Aristotle argued that ethics is not an exact science since “demanding logical demonstrations from a teachers of rhetoric is clearly about as reasonable as accepting mere plausibility from a mathematician.”[vii] It seems as if his intent was to warn us, all those centuries beforehand, about Singer and his efforts to take the human element out of ethics. A similar warning comes to us, inevitably, from an episode of Star Trek: The Measure of a Man. In that seminal episode Picard is charged with proving that Data is sentient and, finding himself unable to do so, instead established that his opponent cannot prove beyond all possible doubt that Picard himself is sentient.[viii] Each of us knows only the content of our own mind, if we even know that much, and can at best guess what value another might place upon their own projects. To that end, infanticide would rob a disabled person of the chance to give us their perspective. That is not just morally wrong, it is epistemically wrong.

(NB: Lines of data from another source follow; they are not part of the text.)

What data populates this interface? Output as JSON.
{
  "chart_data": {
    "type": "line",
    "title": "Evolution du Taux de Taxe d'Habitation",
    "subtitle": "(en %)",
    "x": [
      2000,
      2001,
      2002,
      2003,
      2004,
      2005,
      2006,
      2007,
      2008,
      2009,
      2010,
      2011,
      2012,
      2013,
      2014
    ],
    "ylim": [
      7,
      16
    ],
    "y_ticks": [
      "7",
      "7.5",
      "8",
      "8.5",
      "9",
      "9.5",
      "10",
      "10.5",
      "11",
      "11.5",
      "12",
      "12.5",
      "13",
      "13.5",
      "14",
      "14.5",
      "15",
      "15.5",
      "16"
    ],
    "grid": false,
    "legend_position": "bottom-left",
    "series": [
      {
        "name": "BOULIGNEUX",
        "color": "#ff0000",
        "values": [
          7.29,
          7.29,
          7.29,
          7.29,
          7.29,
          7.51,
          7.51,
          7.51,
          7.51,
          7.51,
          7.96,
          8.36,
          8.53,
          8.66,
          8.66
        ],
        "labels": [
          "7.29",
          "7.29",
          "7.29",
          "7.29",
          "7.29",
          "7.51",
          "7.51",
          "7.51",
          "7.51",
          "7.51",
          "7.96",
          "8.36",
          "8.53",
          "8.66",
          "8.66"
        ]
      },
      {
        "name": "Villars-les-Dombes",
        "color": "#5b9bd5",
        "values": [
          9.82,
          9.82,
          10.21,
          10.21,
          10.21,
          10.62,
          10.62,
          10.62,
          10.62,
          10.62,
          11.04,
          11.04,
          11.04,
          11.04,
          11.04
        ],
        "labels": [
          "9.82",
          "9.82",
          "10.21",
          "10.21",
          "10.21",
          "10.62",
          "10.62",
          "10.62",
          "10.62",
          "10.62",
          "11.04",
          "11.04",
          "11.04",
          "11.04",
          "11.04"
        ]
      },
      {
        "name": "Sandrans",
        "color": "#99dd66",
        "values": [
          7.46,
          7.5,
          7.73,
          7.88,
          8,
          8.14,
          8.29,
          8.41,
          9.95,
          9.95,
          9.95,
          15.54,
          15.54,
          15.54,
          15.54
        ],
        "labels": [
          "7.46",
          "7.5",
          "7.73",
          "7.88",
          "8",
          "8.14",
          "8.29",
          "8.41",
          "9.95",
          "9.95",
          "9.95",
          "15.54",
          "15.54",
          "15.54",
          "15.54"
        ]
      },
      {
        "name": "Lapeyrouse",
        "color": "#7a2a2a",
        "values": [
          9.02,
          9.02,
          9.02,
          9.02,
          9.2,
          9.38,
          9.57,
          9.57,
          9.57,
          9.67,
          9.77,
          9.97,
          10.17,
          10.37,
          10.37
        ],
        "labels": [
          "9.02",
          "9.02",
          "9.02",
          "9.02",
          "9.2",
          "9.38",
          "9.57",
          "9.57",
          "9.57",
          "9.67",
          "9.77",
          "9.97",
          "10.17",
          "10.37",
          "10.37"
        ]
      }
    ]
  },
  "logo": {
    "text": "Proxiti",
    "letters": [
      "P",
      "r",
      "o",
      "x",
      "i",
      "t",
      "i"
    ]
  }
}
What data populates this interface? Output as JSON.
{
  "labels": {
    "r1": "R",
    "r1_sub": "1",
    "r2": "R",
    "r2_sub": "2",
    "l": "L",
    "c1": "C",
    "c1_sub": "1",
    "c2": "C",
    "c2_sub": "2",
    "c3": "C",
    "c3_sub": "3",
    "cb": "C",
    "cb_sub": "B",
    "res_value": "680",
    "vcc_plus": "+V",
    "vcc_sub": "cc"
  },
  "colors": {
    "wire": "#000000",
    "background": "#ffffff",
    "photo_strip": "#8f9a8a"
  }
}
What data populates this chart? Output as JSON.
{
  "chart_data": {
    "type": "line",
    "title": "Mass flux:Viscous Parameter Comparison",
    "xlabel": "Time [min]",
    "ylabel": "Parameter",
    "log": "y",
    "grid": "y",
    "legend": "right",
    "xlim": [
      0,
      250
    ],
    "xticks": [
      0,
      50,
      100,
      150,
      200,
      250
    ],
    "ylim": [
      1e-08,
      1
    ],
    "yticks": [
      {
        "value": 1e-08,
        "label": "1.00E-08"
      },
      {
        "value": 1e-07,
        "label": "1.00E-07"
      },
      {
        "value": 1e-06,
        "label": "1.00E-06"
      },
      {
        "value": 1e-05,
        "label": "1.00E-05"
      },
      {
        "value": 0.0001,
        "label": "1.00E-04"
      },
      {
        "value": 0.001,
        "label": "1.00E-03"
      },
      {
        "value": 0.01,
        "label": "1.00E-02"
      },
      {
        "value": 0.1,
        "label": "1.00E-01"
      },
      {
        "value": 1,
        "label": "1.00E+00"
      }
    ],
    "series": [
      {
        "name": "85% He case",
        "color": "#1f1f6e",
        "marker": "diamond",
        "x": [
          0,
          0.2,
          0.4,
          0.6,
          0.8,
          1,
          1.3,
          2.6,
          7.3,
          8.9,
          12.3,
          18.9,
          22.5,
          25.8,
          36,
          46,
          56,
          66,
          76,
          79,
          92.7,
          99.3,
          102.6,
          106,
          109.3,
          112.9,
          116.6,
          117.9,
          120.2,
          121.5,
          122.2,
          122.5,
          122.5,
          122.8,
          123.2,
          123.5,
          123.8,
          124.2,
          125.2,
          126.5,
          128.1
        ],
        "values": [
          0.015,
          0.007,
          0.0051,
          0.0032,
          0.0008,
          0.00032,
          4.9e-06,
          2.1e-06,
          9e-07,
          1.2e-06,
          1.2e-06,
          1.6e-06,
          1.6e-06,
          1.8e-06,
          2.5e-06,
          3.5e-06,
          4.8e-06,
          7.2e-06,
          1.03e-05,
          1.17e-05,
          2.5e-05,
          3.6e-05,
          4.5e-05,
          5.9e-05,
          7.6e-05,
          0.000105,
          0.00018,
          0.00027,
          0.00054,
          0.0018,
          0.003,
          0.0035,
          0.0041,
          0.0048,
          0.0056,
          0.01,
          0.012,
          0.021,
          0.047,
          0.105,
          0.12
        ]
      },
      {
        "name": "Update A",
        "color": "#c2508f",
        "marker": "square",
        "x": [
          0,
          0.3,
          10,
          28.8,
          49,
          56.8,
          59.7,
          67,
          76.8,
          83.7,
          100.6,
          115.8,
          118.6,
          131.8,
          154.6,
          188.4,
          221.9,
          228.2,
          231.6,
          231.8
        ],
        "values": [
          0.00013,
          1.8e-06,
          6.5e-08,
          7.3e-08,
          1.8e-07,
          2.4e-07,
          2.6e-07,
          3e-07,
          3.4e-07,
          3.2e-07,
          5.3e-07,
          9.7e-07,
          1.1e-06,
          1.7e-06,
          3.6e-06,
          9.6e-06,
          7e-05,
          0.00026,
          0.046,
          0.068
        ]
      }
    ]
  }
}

Or, in Dax’s own, less academic words, Peter Singer can get in a bin.
[i] H. McBryde Johnson. ‘Unspeakable Conversations’ in Disability Visibility, edited by A. Wong. Vintage Books, 2020, p. 23
[ii] F. Nietzsche. On the Genealogy of Morals. Oxford University Press, 1996, p. 98.
[iii] T. Jollimore. ‘Impartiality’ in Stanford Encyclopaedia of Philosophy. Accessed 10/09/2021, https://plato.stanford.edu/archives/sum2020/entries/impartiality/
[iv] R.G. Wright. ‘Michael Perry, Peter Singer, and Quasimodo: Persons with Disabilities and the Nature of Rights’. Journal of Law and Religion, Vol. 14, No. 1, 1999-2000, pp. 113-159.
[v] R.L. Anderson. ‘Friedrich Nietzsche’ in Stanford Encyclopaedia of Philosophy. Accessed 10/09/2021, https://plato.stanford.edu/archives/sum2017/entries/nietzsche/
[vi] J. Changeux & H. Lagercrantz. ‘The Emergence of Human Conciousness: From Fetal to Neonatal Life.’ Pediatric Research, Vol. 1, No.65, 2008, pp.255-260.
[vii] Aristotle. Ethics. Penguin Books, 1955, p. 65.